Even with the music the film is a deep view into these young women’s tenuous lives. Everyone knows at least one person with an eating disorder and it is incredibly eye opening to be able to see into this world, usually fraught with secrets and lies. Eating disorders are about hiding, one of the therapists at the Renfrew Clinic points out. So as I watch the film, all I want to do is tell these ladies – the patients – how strong I think they all are for being so goddamn open.

I’ll think about these young women for a long time. Shelly, Polly, Brittany and especially Alisa. Alisa is such a positive force in “the community” of Renfrew that it is very hard to watch her later, at home with her children, stuck. The viewer kind of dreads the last part of the film, knowing there will be news of how these ladies are doing.

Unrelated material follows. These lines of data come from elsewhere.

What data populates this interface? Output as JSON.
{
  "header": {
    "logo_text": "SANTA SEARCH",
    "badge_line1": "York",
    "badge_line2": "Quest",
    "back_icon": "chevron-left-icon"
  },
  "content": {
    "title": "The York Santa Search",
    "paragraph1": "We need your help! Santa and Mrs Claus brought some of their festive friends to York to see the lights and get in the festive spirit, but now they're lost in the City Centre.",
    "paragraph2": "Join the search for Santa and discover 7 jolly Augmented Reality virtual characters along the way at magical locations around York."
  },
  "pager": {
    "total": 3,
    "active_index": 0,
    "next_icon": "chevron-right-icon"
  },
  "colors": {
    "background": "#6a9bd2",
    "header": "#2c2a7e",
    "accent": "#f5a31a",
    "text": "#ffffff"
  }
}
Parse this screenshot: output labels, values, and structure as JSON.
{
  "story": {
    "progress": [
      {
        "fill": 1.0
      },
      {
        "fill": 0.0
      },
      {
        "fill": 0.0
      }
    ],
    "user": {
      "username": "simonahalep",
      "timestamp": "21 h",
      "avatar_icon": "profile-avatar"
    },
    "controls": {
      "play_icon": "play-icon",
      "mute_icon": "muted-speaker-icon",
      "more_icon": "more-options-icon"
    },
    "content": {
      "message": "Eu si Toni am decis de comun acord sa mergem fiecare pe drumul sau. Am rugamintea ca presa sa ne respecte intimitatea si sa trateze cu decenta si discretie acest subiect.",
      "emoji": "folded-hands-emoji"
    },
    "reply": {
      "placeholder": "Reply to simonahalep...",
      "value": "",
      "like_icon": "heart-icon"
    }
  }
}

There are funny moments, too. Shelly’s father actually says he thinks her eating disorder stems from the time she spent in Utah.

“Have you BEEN to Utah?” he asks the therapist. He goes on to say how different Utah is. I expect him to talk about Mormons or the anal restriction of alcohol consumption. (“Anal constriction.” Huh).

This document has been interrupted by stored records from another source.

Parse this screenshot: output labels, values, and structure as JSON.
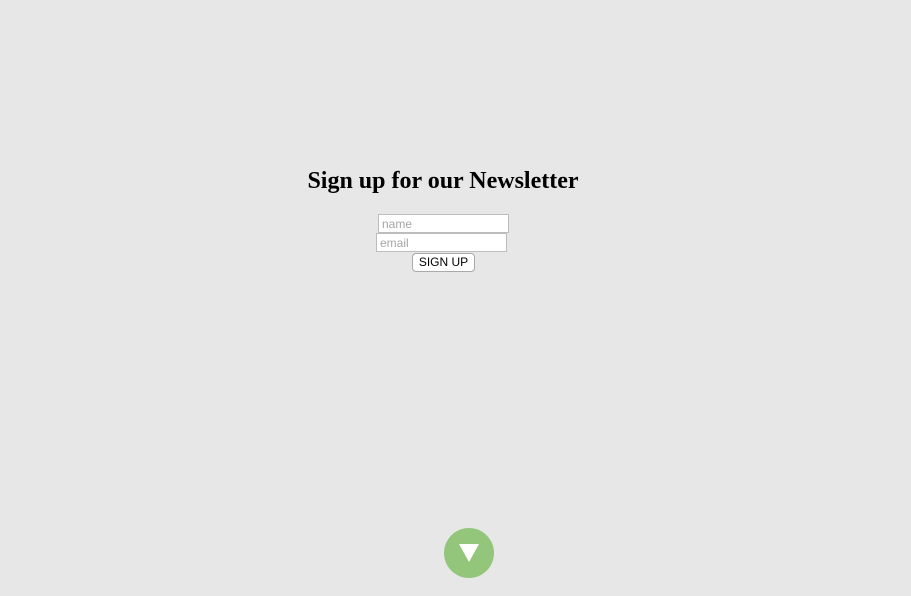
{
  "newsletter": {
    "heading": "Sign up for our Newsletter",
    "name_placeholder": "name",
    "email_placeholder": "email",
    "submit_label": "SIGN UP"
  },
  "scroll_button": {
    "icon": "triangle-down-icon",
    "color": "#93c57b"
  },
  "colors": {
    "background": "#e7e7e7",
    "accent": "#93c57b"
  }
}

“Everybody eats vegetables,” he says, of Utah. “They don’t eat good food. They walk their little dogs.” Wow, right? Shelly’s problem couldn’t possibly have anything to do with the fact that her father put her in the hospital to move her feeding tube (the film doesn’t cover why she needs one) from her nose to the less visible, less upsetting (to him) stomach area, without her consent. So of course she begins to purge through the tube.

The most amazing part of the film, I think, is at the end when the young women are all concerned about Brittany, fifteen, who has to leave because her insurance is running out. She will most certainly lapse back into restricting her meals and purging, having started her eating disorder at age eight and coming from a mother who very clearly has an eating disorder as well (she and her mother would play “chew and spit,” going through bags and bags of candy). The other young women in the group try to get through to Brittany, explaining what they would give to have gone through recovery at that early age. They would have enjoyed their lives, they say. They would remember things other than bringing their own food to Thanksgiving dinners and counting calories and the like. And Brittany says she wishes they would let her die. It’s heavy.

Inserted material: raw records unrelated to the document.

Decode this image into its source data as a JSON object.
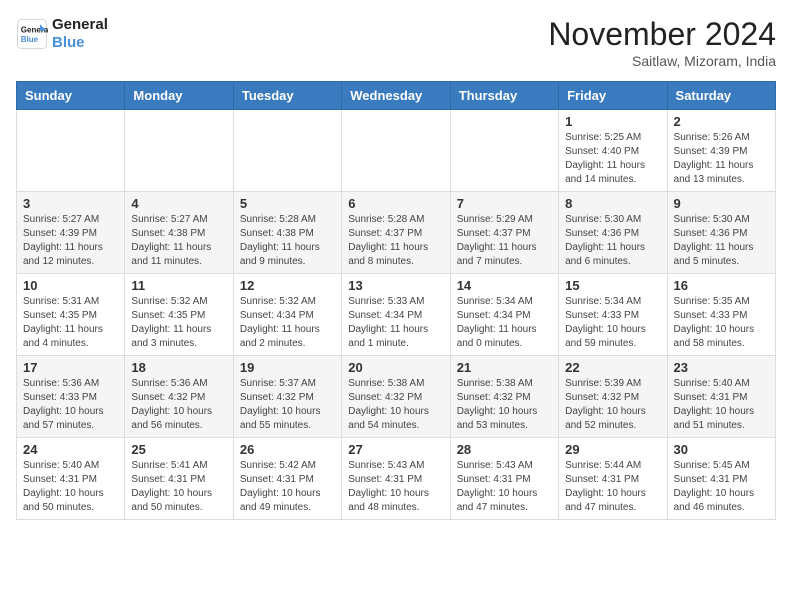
{
  "header": {
    "logo_line1": "General",
    "logo_line2": "Blue",
    "month_title": "November 2024",
    "location": "Saitlaw, Mizoram, India"
  },
  "weekdays": [
    "Sunday",
    "Monday",
    "Tuesday",
    "Wednesday",
    "Thursday",
    "Friday",
    "Saturday"
  ],
  "weeks": [
    [
      {
        "day": "",
        "info": ""
      },
      {
        "day": "",
        "info": ""
      },
      {
        "day": "",
        "info": ""
      },
      {
        "day": "",
        "info": ""
      },
      {
        "day": "",
        "info": ""
      },
      {
        "day": "1",
        "info": "Sunrise: 5:25 AM\nSunset: 4:40 PM\nDaylight: 11 hours and 14 minutes."
      },
      {
        "day": "2",
        "info": "Sunrise: 5:26 AM\nSunset: 4:39 PM\nDaylight: 11 hours and 13 minutes."
      }
    ],
    [
      {
        "day": "3",
        "info": "Sunrise: 5:27 AM\nSunset: 4:39 PM\nDaylight: 11 hours and 12 minutes."
      },
      {
        "day": "4",
        "info": "Sunrise: 5:27 AM\nSunset: 4:38 PM\nDaylight: 11 hours and 11 minutes."
      },
      {
        "day": "5",
        "info": "Sunrise: 5:28 AM\nSunset: 4:38 PM\nDaylight: 11 hours and 9 minutes."
      },
      {
        "day": "6",
        "info": "Sunrise: 5:28 AM\nSunset: 4:37 PM\nDaylight: 11 hours and 8 minutes."
      },
      {
        "day": "7",
        "info": "Sunrise: 5:29 AM\nSunset: 4:37 PM\nDaylight: 11 hours and 7 minutes."
      },
      {
        "day": "8",
        "info": "Sunrise: 5:30 AM\nSunset: 4:36 PM\nDaylight: 11 hours and 6 minutes."
      },
      {
        "day": "9",
        "info": "Sunrise: 5:30 AM\nSunset: 4:36 PM\nDaylight: 11 hours and 5 minutes."
      }
    ],
    [
      {
        "day": "10",
        "info": "Sunrise: 5:31 AM\nSunset: 4:35 PM\nDaylight: 11 hours and 4 minutes."
      },
      {
        "day": "11",
        "info": "Sunrise: 5:32 AM\nSunset: 4:35 PM\nDaylight: 11 hours and 3 minutes."
      },
      {
        "day": "12",
        "info": "Sunrise: 5:32 AM\nSunset: 4:34 PM\nDaylight: 11 hours and 2 minutes."
      },
      {
        "day": "13",
        "info": "Sunrise: 5:33 AM\nSunset: 4:34 PM\nDaylight: 11 hours and 1 minute."
      },
      {
        "day": "14",
        "info": "Sunrise: 5:34 AM\nSunset: 4:34 PM\nDaylight: 11 hours and 0 minutes."
      },
      {
        "day": "15",
        "info": "Sunrise: 5:34 AM\nSunset: 4:33 PM\nDaylight: 10 hours and 59 minutes."
      },
      {
        "day": "16",
        "info": "Sunrise: 5:35 AM\nSunset: 4:33 PM\nDaylight: 10 hours and 58 minutes."
      }
    ],
    [
      {
        "day": "17",
        "info": "Sunrise: 5:36 AM\nSunset: 4:33 PM\nDaylight: 10 hours and 57 minutes."
      },
      {
        "day": "18",
        "info": "Sunrise: 5:36 AM\nSunset: 4:32 PM\nDaylight: 10 hours and 56 minutes."
      },
      {
        "day": "19",
        "info": "Sunrise: 5:37 AM\nSunset: 4:32 PM\nDaylight: 10 hours and 55 minutes."
      },
      {
        "day": "20",
        "info": "Sunrise: 5:38 AM\nSunset: 4:32 PM\nDaylight: 10 hours and 54 minutes."
      },
      {
        "day": "21",
        "info": "Sunrise: 5:38 AM\nSunset: 4:32 PM\nDaylight: 10 hours and 53 minutes."
      },
      {
        "day": "22",
        "info": "Sunrise: 5:39 AM\nSunset: 4:32 PM\nDaylight: 10 hours and 52 minutes."
      },
      {
        "day": "23",
        "info": "Sunrise: 5:40 AM\nSunset: 4:31 PM\nDaylight: 10 hours and 51 minutes."
      }
    ],
    [
      {
        "day": "24",
        "info": "Sunrise: 5:40 AM\nSunset: 4:31 PM\nDaylight: 10 hours and 50 minutes."
      },
      {
        "day": "25",
        "info": "Sunrise: 5:41 AM\nSunset: 4:31 PM\nDaylight: 10 hours and 50 minutes."
      },
      {
        "day": "26",
        "info": "Sunrise: 5:42 AM\nSunset: 4:31 PM\nDaylight: 10 hours and 49 minutes."
      },
      {
        "day": "27",
        "info": "Sunrise: 5:43 AM\nSunset: 4:31 PM\nDaylight: 10 hours and 48 minutes."
      },
      {
        "day": "28",
        "info": "Sunrise: 5:43 AM\nSunset: 4:31 PM\nDaylight: 10 hours and 47 minutes."
      },
      {
        "day": "29",
        "info": "Sunrise: 5:44 AM\nSunset: 4:31 PM\nDaylight: 10 hours and 47 minutes."
      },
      {
        "day": "30",
        "info": "Sunrise: 5:45 AM\nSunset: 4:31 PM\nDaylight: 10 hours and 46 minutes."
      }
    ]
  ]
}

Because these women’s problem is enabled by secrecy and lies, full disclosure is necessary for treatment to work. One of the therapists tells Shelly that when she starts to assert herself in the world and be authentic the symptoms (i.e. the anorexia/bulimia) will probably wane. It is fascinating, and good advice, I think, for anyone. B-E A-U-T-H-E-N-T-I-C, Be Authentic, Be-e Authentic.

Must be time to go to bed if I’m showing my eighth-grade cheerleading colors. Yikes.

Not about the film festival, but: our bed and breakfast was supposed to have wireless Internet access. It didn’t. And the young woman working there this morning seemed terribly put out by the whole shebang and my need to “do my work.” (“But I’ve got homework to do.” “That’s ok, son, you can do it on the boat!”) So we switched B & B’s, and as I write this to you, I am, no kidding, eating a chocolate-covered strawberry and feeling luxurious, resting up for more films tomorrow and of course that hot closing night party.

Following is a brief photo essay of the events…

Me at the old place, trying to get on the Internet to deliver the chocolate-coated film festival goodness to you:


Me at the new place, luxuriating before a nice, strong airport signal, delivering the chocolate-coated strawberry goodness to my gullet:


And now, good night fair readers:


PS. Tucker’s Bistro? You kidding me? How freaking good is that place (not to mention the Am-Bi-Freakin’-Ance)? Asparagus salad, shrimp nachos (Thai seasoning), medium rare sirloin, Cakebread Chardonnay, fallen lava cake, homemade Bailey’s. Again – YOU KIDDING ME?